Nifty - but is it performant?
Google puts HDFS-less Hadoop in its cloud
The Hadoop Distributed File System is so 2003 – at least according to Google, which is testing a connector that allows Hadoop to gobble data straight off its Cloud Storage platform.
Announced in a blog post, the ‘Google Cloud Storage connector for Hadoop’ plugs Compute Engine-hosted instances of Hadoop directly into its equivalent of Amazon’s S3, Google Cloud Storage.
This, says Product Manager Jonathan Bingham, will provide all the advantages of Cloud Storage – high availability, interoperability and accessibility – without the need to move data to a specialised Hadoop Distributed File System (HDFS).

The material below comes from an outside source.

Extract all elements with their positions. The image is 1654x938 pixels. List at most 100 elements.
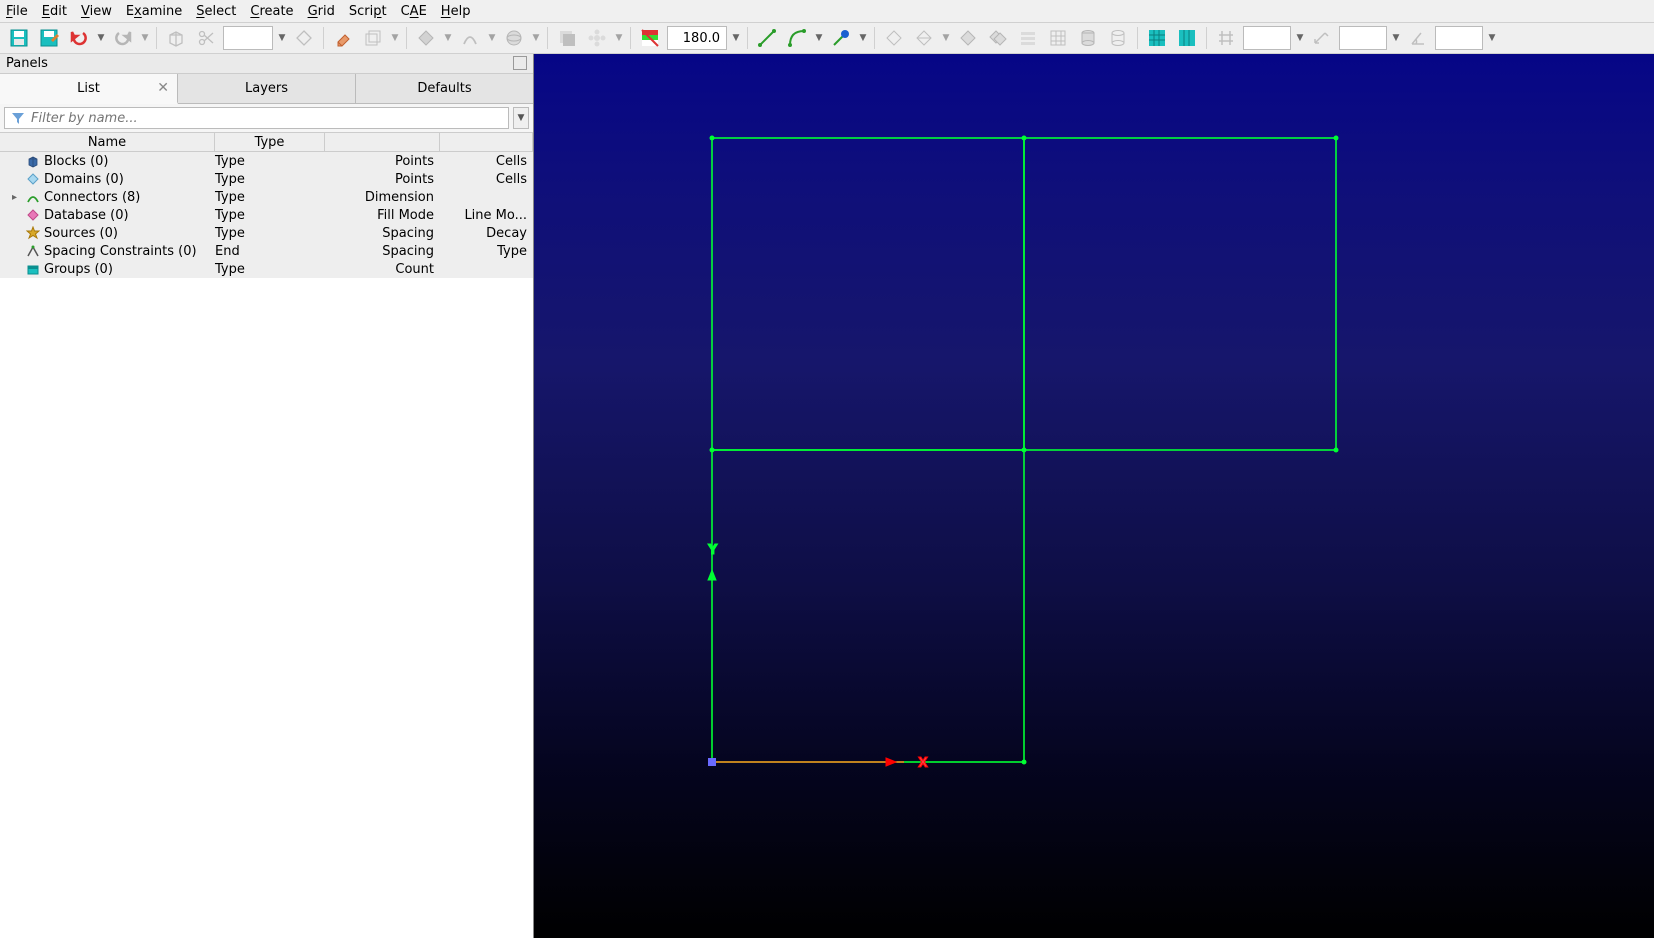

A crucial aspect of Hadoop, the HDFS requires time-consuming routine maintenance, whereas Cloud Storage “just works”, says Bingham. Data persists even when Hadoop instances are shut down and costs are theoretically lower. The only catch, it seems, may be in performance, which Bingham claims is “comparable” to HDFS.
Though Hadoop was developed and open-sourced by Yahoo, it was heavily inspired by 2003 papers from Google describing its own MapReduce and Google File System. The latest version of Google File System, named Colossus, underpins not only Google’s internal products, but the commercial Cloud Storage service, too.
Google is not the only company replacing the traditional HDFS: Red Hat last year open sourced a Hadoop plug-in for Red Hat Storage Server (formerly called Gluster). However, in Google’s case this alternative is less about performance and more about sheer convenience.